Patient Cured of HIV After Stem Cell Transplant, Researchers Say

He is at least the third person cured in this way, which would likely be too risky for patients who don’t also have cancer

An image taken through a microscope of bone marrow tissue.
An image taken through a microscope of bone marrow tissue. To cure the patient of HIV, researchers destroyed his bone marrow cells and gave him a donation of stem cells with an HIV-resistant mutation. Smith Collection / Gado via Getty Images

A 53-year-old man diagnosed with HIV in 2008 is now free of the virus after receiving a stem cell transplant, researchers reported Monday in the journal Nature Medicine.

The German man, known as “the Düsseldorf patient,” is the third confirmed person to be cured of HIV using this treatment, the authors write. Last year, researchers announced that two additional patients had recovered from the virus—including, importantly, a woman of mixed race—but papers on these patients have not been published yet, according to the Agence France-Presse (AFP).

The Düsseldorf patient received the stem cell transplant to treat his leukemia. Crucially, doctors chose to use donated cells with a mutation that made them resistant to HIV. Now, about four years after he stopped taking drugs to manage HIV, the patient shows no signs of an active infection.

Despite this method’s success, it’s not likely to become a widespread cure—due to the high-risk nature of the treatment, it’s unlikely that people with HIV who don’t have leukemia would receive it, according to Nature News’ Sara Reardon. But curing one patient can help scientists learn more about how they might cure others.

“It is obviously a step forward in advancing the science and having us sort of understanding, in some ways, what it takes to cure HIV,” Todd Ellerin, an infectious diseases specialist at South Shore Health who did not contribute to the study, tells ABC News’ Kaviya Sathyakumar.

In 2021, 38.4 million people around the world were living with HIV, or human immunodeficiency virus, which attacks the body’s immune system and weakens its defenses against diseases such as tuberculosis, fungal infections and some cancers. There is currently no cure for HIV, according to the U.S. Centers for Disease Control and Prevention. But antiretroviral therapies (ART) have made HIV infections less deadly and more manageable. While a person’s life expectancy after an HIV diagnosis was one year in the 1980s, it is now close to normal.

After being diagnosed with leukemia in 2011, the Düsseldorf patient received the stem cell treatment in 2013. Doctors used chemotherapy to kill the blood stem cells in his bone marrow, which would have created cancerous cells, and replaced them with donated stem cells, per New Scientist’s Michael Le Page.

Because these donor cells had the HIV-resistant mutation, the patient stopped taking ART in 2018 and has since been free of HIV, per the Washington Post’s Kelsey Ables.

The first patient to be cured of HIV through a stem cell transplant was Timothy Ray Brown, also known as the Berlin patient. After his bone marrow transplant in 2007 and until his death in 2020, Brown was free of the virus and did not take ART. Then, scientists reported that Adam Castillejo, the London patient, was cured by the same treatment in 2019.

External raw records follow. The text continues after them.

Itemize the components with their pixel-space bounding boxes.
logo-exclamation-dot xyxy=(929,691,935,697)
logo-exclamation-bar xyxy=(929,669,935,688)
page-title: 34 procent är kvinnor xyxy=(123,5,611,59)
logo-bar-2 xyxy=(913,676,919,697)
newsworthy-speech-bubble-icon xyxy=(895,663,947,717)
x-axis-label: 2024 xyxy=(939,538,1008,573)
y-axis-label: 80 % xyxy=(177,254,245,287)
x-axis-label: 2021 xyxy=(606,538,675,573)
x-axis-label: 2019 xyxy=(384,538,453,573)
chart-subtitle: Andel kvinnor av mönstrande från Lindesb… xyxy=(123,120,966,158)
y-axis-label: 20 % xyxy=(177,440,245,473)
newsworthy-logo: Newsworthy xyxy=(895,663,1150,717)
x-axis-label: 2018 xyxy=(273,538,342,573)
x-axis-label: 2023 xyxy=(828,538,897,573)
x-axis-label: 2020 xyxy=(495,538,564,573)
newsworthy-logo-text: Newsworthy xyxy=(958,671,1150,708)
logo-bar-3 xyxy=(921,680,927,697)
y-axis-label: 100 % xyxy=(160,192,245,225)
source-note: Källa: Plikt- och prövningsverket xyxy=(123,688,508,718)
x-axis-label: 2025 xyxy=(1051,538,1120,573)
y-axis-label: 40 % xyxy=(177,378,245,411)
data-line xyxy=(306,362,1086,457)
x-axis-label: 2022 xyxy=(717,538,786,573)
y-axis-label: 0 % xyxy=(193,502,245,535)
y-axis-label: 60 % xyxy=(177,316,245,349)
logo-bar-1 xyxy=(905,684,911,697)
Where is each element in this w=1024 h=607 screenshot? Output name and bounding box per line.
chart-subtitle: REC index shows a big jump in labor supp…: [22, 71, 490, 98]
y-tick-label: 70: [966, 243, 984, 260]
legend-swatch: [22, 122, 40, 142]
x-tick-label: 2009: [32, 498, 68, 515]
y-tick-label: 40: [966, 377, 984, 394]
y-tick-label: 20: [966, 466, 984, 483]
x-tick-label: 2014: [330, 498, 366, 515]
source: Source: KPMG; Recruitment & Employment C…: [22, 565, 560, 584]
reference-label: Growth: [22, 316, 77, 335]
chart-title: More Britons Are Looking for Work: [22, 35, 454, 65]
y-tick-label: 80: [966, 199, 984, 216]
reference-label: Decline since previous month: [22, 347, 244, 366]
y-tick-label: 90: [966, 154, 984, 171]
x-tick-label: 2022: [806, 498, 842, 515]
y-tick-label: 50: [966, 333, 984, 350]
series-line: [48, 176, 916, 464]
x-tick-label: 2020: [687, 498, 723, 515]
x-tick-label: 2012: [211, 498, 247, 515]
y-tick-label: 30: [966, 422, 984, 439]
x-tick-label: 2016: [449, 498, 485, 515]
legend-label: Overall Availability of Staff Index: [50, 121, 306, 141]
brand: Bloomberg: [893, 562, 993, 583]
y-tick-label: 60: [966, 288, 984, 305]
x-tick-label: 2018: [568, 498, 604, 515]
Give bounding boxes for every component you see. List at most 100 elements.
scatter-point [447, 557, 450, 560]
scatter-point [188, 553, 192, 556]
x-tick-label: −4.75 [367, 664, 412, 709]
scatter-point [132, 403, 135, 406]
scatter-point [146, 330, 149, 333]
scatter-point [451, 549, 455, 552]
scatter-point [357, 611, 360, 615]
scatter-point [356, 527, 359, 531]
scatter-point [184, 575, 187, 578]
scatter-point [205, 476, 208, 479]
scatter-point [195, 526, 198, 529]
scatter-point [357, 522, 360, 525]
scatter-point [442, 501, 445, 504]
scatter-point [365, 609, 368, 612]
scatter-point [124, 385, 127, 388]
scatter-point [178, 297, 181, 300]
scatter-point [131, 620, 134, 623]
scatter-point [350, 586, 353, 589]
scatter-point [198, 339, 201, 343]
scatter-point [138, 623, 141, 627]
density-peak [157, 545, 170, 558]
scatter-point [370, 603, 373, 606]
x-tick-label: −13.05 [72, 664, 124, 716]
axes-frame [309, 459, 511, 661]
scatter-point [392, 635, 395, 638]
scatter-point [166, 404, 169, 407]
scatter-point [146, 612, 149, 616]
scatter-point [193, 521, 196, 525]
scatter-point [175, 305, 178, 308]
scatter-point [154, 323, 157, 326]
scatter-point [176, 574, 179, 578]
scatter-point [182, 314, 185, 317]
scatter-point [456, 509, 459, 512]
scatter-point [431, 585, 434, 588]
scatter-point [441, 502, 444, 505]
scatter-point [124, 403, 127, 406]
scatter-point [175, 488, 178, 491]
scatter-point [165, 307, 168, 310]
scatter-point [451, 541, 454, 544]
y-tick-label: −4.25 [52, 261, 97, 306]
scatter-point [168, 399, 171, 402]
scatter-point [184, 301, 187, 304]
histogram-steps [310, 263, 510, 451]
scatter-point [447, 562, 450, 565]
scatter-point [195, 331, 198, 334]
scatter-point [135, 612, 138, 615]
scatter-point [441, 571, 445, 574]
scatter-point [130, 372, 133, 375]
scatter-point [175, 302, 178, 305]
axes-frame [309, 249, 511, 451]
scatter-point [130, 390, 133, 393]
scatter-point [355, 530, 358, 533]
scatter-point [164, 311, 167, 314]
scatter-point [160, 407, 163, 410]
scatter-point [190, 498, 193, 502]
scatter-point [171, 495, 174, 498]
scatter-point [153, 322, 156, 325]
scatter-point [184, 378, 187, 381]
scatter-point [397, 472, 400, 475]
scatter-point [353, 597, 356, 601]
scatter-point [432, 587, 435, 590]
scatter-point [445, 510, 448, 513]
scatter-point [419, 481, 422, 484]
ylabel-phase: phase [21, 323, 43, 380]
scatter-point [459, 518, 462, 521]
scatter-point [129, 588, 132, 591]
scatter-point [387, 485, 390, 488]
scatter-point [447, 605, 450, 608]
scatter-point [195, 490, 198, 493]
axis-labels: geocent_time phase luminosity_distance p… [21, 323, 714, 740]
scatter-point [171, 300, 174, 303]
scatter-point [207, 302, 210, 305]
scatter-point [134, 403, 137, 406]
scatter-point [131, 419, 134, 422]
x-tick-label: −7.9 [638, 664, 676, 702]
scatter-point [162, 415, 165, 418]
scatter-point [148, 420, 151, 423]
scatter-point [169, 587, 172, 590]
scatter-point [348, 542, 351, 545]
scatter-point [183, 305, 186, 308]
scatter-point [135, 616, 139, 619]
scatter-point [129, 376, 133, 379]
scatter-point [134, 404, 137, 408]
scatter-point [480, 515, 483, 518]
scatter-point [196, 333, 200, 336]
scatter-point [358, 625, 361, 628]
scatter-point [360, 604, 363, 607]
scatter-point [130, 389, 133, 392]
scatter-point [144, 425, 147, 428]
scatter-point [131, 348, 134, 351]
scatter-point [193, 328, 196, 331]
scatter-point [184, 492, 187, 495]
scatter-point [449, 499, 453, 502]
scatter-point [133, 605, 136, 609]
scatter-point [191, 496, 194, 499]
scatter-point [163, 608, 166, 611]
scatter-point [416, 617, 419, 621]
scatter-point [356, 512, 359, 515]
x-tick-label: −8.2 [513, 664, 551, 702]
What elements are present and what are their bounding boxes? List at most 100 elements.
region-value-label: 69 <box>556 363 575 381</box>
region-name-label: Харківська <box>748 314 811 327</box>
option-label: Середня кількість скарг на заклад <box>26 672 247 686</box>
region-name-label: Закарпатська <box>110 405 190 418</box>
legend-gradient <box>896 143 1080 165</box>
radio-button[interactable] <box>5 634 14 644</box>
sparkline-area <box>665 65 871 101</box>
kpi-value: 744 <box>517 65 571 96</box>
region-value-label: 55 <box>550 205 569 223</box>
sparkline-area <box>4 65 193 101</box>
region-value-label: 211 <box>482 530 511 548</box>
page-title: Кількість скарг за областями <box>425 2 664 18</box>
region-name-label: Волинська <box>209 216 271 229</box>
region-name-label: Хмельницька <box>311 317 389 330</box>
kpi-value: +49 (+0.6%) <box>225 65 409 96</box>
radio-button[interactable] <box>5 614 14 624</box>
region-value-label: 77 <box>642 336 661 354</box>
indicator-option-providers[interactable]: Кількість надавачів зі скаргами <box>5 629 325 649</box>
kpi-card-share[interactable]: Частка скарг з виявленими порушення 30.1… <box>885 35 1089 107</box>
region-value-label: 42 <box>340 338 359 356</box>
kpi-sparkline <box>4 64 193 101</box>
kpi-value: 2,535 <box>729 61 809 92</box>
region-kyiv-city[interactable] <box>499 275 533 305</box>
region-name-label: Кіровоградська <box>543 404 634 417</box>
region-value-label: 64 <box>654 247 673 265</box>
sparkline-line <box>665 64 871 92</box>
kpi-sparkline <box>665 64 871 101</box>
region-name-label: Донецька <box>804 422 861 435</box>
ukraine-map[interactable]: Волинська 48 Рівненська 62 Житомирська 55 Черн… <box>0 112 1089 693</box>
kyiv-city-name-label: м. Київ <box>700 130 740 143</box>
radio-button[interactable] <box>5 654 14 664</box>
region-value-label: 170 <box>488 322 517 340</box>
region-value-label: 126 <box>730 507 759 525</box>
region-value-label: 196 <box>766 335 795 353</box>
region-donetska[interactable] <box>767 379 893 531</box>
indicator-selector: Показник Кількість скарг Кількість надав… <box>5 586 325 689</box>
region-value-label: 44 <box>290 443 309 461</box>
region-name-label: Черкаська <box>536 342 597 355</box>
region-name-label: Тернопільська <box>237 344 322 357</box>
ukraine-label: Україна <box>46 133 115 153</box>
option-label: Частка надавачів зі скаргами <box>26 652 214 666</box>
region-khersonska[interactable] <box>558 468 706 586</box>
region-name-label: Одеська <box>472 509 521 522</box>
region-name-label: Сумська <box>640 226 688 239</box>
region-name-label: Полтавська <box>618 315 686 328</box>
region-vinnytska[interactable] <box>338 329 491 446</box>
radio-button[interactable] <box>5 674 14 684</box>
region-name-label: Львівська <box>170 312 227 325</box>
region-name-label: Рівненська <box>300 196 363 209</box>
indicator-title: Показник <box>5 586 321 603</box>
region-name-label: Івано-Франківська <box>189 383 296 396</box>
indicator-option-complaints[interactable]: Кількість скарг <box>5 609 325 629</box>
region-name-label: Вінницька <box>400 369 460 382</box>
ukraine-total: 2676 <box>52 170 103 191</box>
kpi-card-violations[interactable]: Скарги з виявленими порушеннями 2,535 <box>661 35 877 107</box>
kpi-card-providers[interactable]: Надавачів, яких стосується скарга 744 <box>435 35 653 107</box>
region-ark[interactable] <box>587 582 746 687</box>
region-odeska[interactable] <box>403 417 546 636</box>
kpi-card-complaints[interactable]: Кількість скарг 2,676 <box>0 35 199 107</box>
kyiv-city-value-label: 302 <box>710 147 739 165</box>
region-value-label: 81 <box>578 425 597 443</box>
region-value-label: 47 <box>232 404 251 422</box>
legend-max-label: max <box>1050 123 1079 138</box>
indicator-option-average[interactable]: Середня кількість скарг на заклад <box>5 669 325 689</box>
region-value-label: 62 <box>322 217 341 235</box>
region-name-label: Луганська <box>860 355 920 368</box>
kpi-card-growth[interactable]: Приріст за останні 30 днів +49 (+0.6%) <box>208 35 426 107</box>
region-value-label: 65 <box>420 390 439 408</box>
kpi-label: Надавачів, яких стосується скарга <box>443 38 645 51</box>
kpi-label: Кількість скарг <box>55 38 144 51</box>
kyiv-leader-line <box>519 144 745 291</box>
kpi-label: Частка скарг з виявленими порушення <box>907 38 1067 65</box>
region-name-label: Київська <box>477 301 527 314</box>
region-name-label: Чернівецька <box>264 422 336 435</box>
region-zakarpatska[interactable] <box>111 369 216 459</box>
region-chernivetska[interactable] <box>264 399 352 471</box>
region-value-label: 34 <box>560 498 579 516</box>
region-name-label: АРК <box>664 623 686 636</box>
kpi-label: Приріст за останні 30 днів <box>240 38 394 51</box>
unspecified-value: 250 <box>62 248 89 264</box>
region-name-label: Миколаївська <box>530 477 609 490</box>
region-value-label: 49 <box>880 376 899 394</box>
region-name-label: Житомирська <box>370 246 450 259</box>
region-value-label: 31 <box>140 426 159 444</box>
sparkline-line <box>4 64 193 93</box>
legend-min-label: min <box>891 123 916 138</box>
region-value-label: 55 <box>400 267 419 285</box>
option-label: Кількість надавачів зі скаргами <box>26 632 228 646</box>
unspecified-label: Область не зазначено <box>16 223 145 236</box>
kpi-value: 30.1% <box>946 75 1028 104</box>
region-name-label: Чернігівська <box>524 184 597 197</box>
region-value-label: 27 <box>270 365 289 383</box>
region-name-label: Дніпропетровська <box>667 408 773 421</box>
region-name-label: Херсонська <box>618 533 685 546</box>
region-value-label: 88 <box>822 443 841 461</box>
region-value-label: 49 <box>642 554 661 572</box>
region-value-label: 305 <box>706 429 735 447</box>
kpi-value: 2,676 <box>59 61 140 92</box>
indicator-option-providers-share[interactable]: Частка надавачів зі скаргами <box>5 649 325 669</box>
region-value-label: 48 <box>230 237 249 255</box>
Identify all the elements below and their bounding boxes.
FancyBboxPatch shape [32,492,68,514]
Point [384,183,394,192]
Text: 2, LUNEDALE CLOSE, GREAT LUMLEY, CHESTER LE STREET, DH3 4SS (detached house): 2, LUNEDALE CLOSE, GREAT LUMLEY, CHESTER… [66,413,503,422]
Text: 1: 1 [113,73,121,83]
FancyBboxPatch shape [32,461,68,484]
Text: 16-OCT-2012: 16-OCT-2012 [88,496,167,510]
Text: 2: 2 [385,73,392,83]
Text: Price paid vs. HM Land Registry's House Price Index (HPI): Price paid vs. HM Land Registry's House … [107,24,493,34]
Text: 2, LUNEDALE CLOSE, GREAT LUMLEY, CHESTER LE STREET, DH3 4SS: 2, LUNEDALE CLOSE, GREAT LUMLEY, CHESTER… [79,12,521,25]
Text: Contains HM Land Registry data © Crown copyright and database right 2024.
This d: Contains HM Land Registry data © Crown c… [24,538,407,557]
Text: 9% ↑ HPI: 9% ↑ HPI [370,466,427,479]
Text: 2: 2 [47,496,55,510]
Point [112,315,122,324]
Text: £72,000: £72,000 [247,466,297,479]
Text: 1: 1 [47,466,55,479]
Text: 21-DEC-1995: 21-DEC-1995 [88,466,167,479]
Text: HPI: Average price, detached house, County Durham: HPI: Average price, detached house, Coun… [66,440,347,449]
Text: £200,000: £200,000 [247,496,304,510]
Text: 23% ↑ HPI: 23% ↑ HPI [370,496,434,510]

“When you hear about these HIV cures, it’s obviously, you know, incredible, given how challenging it’s been,” Ellerin tells ABC News. “But it still remains the exception to the rule.”

Sharon Lewin, an infectious diseases expert at the University of Melbourne in Australia and president of the International AIDS Society who was not an author of the paper, tells the Post that stem cell transplants are “not a reasonable strategy for 38 million people living with HIV.”

Today, researchers are testing whether they can genetically modify a person’s stem cells to have the HIV-resistant mutation without a transplant from a donor. Lewin tells the Post there have been “some really big advances” in the past five years that might make this sort of treatment “highly feasible.”

“I think we can get a lot of insights from this patient and from these similar cases of HIV cure,” Bjorn-Erik Ole Jensen, a virologist at Düsseldorf University in Germany and first author of the study, tells ABC News. “These insights give us some hints where we could go to make the strategy safer.”